Expected behavior This is nearly as fast as the saving the non-distributed optimizer, and the difference does not grow at a faster rate than the number of model parameters.

Environment (please complete the following information):

Megatron-LM commit ID 299f96ffe61a4bae9044a2082570b19b94d13335
PyTorch version 2.2.2
CUDA version 12.1.105
NCCL version 2.20.5

Proposed fix N/A

Additional context N/A

May 22 '24 23:05 chotzen

Have you tried the torch_dist (https://github.com/NVIDIA/Megatron-LM/blob/main/megatron/training/arguments.py#L1252) distributed checkpoint format?

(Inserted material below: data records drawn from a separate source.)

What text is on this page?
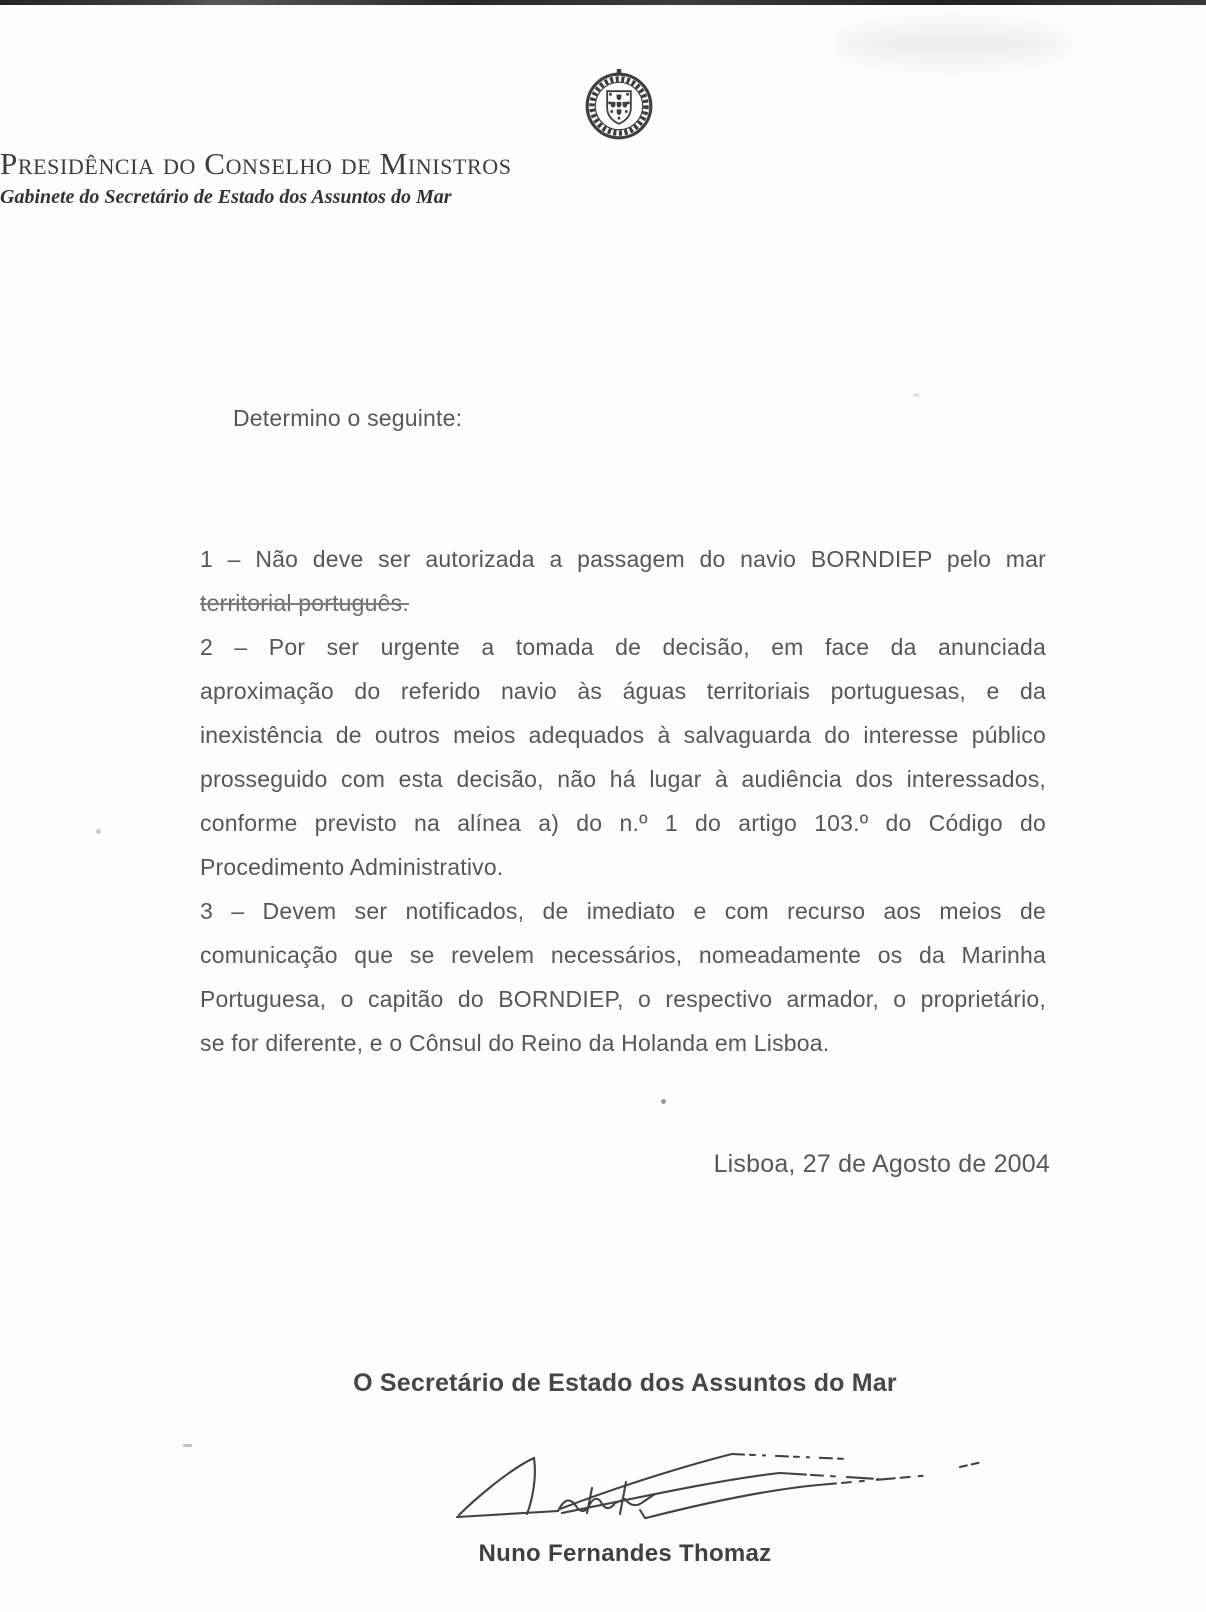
Presidência do Conselho de Ministros
Gabinete do Secretário de Estado dos Assuntos do Mar
Determino o seguinte:
1 – Não deve ser autorizada a passagem do navio BORNDIEP pelo mar
territorial português.
2 – Por ser urgente a tomada de decisão, em face da anunciada
aproximação do referido navio às águas territoriais portuguesas, e da
inexistência de outros meios adequados à salvaguarda do interesse público
prosseguido com esta decisão, não há lugar à audiência dos interessados,
conforme previsto na alínea a) do n.º 1 do artigo 103.º do Código do
Procedimento Administrativo.
3 – Devem ser notificados, de imediato e com recurso aos meios de
comunicação que se revelem necessários, nomeadamente os da Marinha
Portuguesa, o capitão do BORNDIEP, o respectivo armador, o proprietário,
se for diferente, e o Cônsul do Reino da Holanda em Lisboa.
Lisboa, 27 de Agosto de 2004
O Secretário de Estado dos Assuntos do Mar
Nuno Fernandes Thomaz
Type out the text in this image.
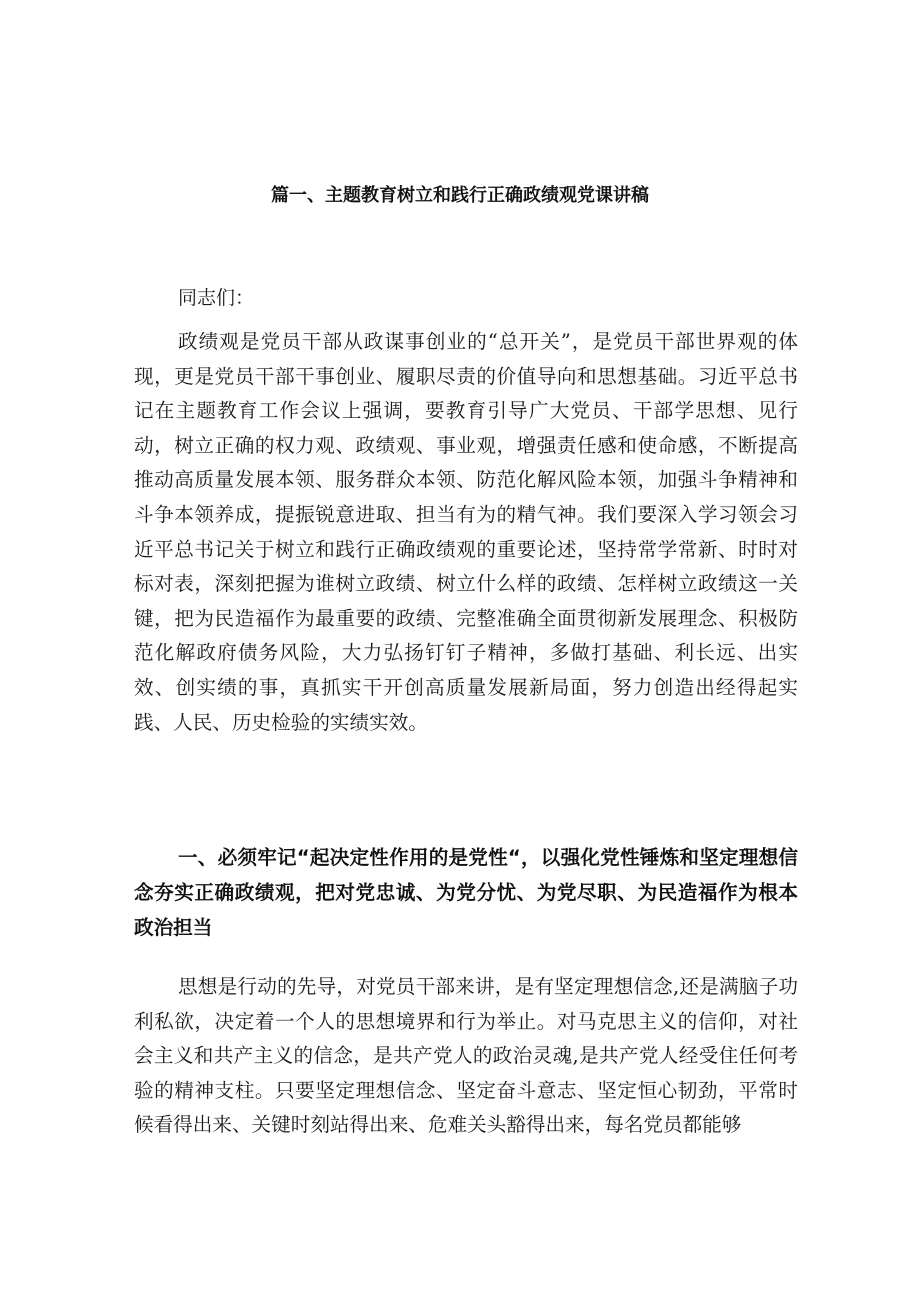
篇一、主题教育树立和践行正确政绩观党课讲稿
同志们：
政绩观是党员干部从政谋事创业的“总开关”，是党员干部世界观的体现，更是党员干部干事创业、履职尽责的价值导向和思想基础。习近平总书记在主题教育工作会议上强调，要教育引导广大党员、干部学思想、见行动，树立正确的权力观、政绩观、事业观，增强责任感和使命感，不断提高推动高质量发展本领、服务群众本领、防范化解风险本领，加强斗争精神和斗争本领养成，提振锐意进取、担当有为的精气神。我们要深入学习领会习近平总书记关于树立和践行正确政绩观的重要论述，坚持常学常新、时时对标对表，深刻把握为谁树立政绩、树立什么样的政绩、怎样树立政绩这一关键，把为民造福作为最重要的政绩、完整准确全面贯彻新发展理念、积极防范化解政府债务风险，大力弘扬钉钉子精神，多做打基础、利长远、出实效、创实绩的事，真抓实干开创高质量发展新局面，努力创造出经得起实践、人民、历史检验的实绩实效。
一、必须牢记“起决定性作用的是党性“，以强化党性锤炼和坚定理想信念夯实正确政绩观，把对党忠诚、为党分忧、为党尽职、为民造福作为根本政治担当
思想是行动的先导，对党员干部来讲，是有坚定理想信念,还是满脑子功利私欲，决定着一个人的思想境界和行为举止。对马克思主义的信仰，对社会主义和共产主义的信念，是共产党人的政治灵魂,是共产党人经受住任何考验的精神支柱。只要坚定理想信念、坚定奋斗意志、坚定恒心韧劲，平常时候看得出来、关键时刻站得出来、危难关头豁得出来，每名党员都能够
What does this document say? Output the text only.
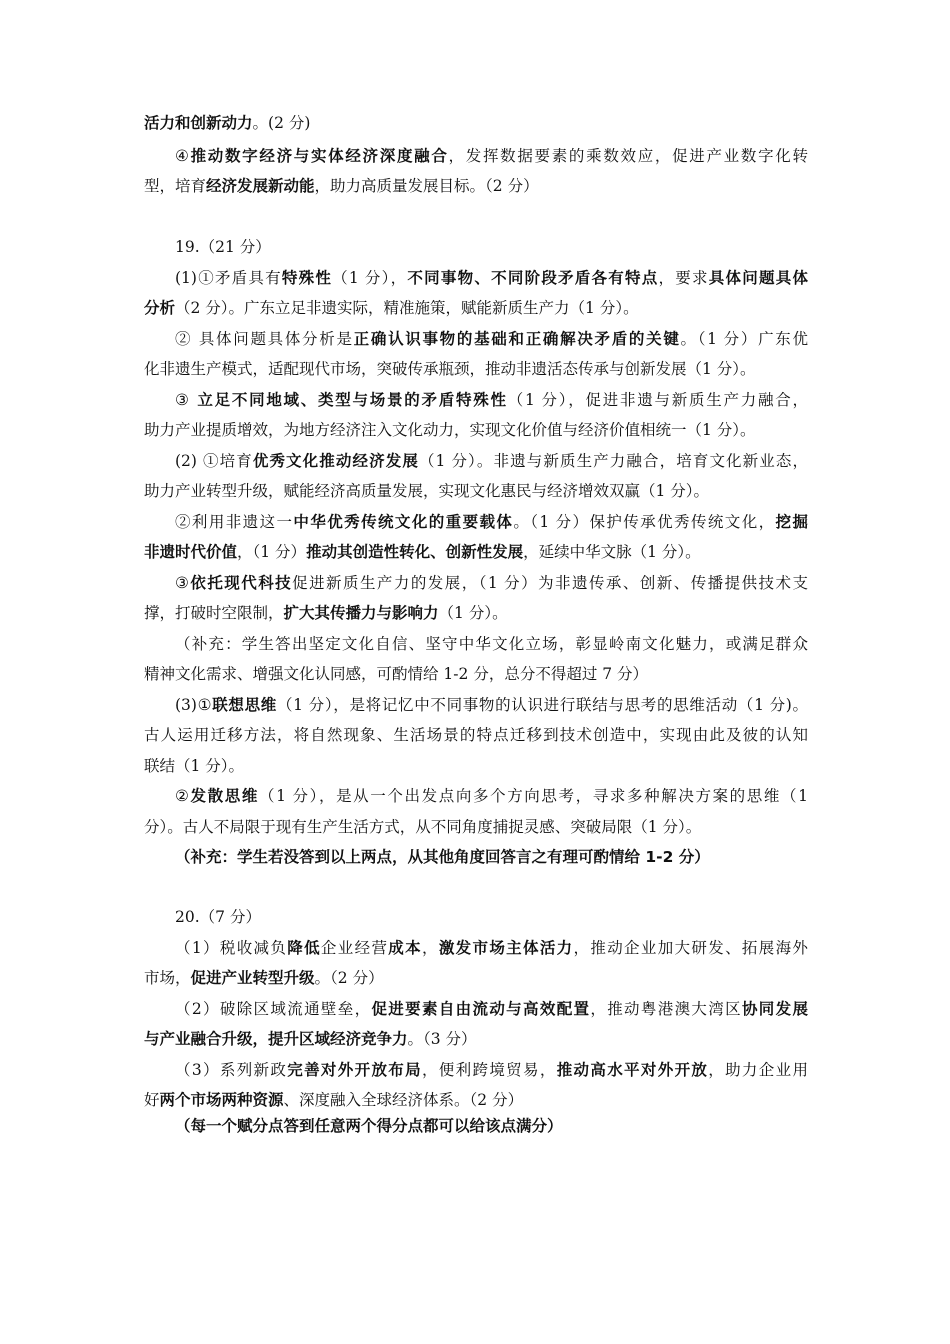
活力和创新动力。(2 分)
④推动数字经济与实体经济深度融合，发挥数据要素的乘数效应，促进产业数字化转
型，培育经济发展新动能，助力高质量发展目标。（2 分）
19.（21 分）
(1)①矛盾具有特殊性（1 分），不同事物、不同阶段矛盾各有特点，要求具体问题具体
分析（2 分）。广东立足非遗实际，精准施策，赋能新质生产力（1 分）。
② 具体问题具体分析是正确认识事物的基础和正确解决矛盾的关键。（1 分）广东优
化非遗生产模式，适配现代市场，突破传承瓶颈，推动非遗活态传承与创新发展（1 分）。
③ 立足不同地域、类型与场景的矛盾特殊性（1 分），促进非遗与新质生产力融合，
助力产业提质增效，为地方经济注入文化动力，实现文化价值与经济价值相统一（1 分）。
(2) ①培育优秀文化推动经济发展（1 分）。非遗与新质生产力融合，培育文化新业态，
助力产业转型升级，赋能经济高质量发展，实现文化惠民与经济增效双赢（1 分）。
②利用非遗这一中华优秀传统文化的重要载体。（1 分）保护传承优秀传统文化，挖掘
非遗时代价值，（1 分）推动其创造性转化、创新性发展，延续中华文脉（1 分）。
③依托现代科技促进新质生产力的发展，（1 分）为非遗传承、创新、传播提供技术支
撑，打破时空限制，扩大其传播力与影响力（1 分）。
（补充：学生答出坚定文化自信、坚守中华文化立场，彰显岭南文化魅力，或满足群众
精神文化需求、增强文化认同感，可酌情给 1-2 分，总分不得超过 7 分）
(3)①联想思维（1 分），是将记忆中不同事物的认识进行联结与思考的思维活动（1 分)。
古人运用迁移方法，将自然现象、生活场景的特点迁移到技术创造中，实现由此及彼的认知
联结（1 分）。
②发散思维（1 分），是从一个出发点向多个方向思考，寻求多种解决方案的思维（1
分）。古人不局限于现有生产生活方式，从不同角度捕捉灵感、突破局限（1 分）。
（补充：学生若没答到以上两点，从其他角度回答言之有理可酌情给 1-2 分）
20.（7 分）
（1）税收减负降低企业经营成本，激发市场主体活力，推动企业加大研发、拓展海外
市场，促进产业转型升级。（2 分）
（2）破除区域流通壁垒，促进要素自由流动与高效配置，推动粤港澳大湾区协同发展
与产业融合升级，提升区域经济竞争力。（3 分）
（3）系列新政完善对外开放布局，便利跨境贸易，推动高水平对外开放，助力企业用
好两个市场两种资源、深度融入全球经济体系。（2 分）
（每一个赋分点答到任意两个得分点都可以给该点满分）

May 23 '24 00:05 deepakn94

yes I've tried it, we ran into some other issue regarding saving the optimizer step with dp_partitions >= 2. will file another bug for that when I have a chance to reproduce it.

May 23 '24 18:05 chotzen

Hi @deepakn94, which kinds of checkpoint resharding are meant to be supported for the torch_dist backend? I'm unable to load a (D, P, T) = (2, 2, 2) checkpoint into a (2, 1, 2) partitioning scheme with any combination of (torch_dist, 1) and sharding_type="dp_zero_gather_scatter" or not.

May 23 '24 22:05 chotzen

Hi @chotzen, please use the recommended torch_dist backend, especially for the DistributedOptimzer - zarr backend saving is very slow for DitOpt like sharding type

I'm unable to load a (D, P, T) = (2, 2, 2) checkpoint into a (2, 1, 2) partitioning scheme

Changing TPxPP is not supported with DistOpt yet (only DP for now), will be supported in the nearest future (target is MCore v0.8)

May 24 '24 12:05 mikolajblaz

Marking as stale. No activity in 60 days.

Jul 23 '24 18:07 github-actions[bot]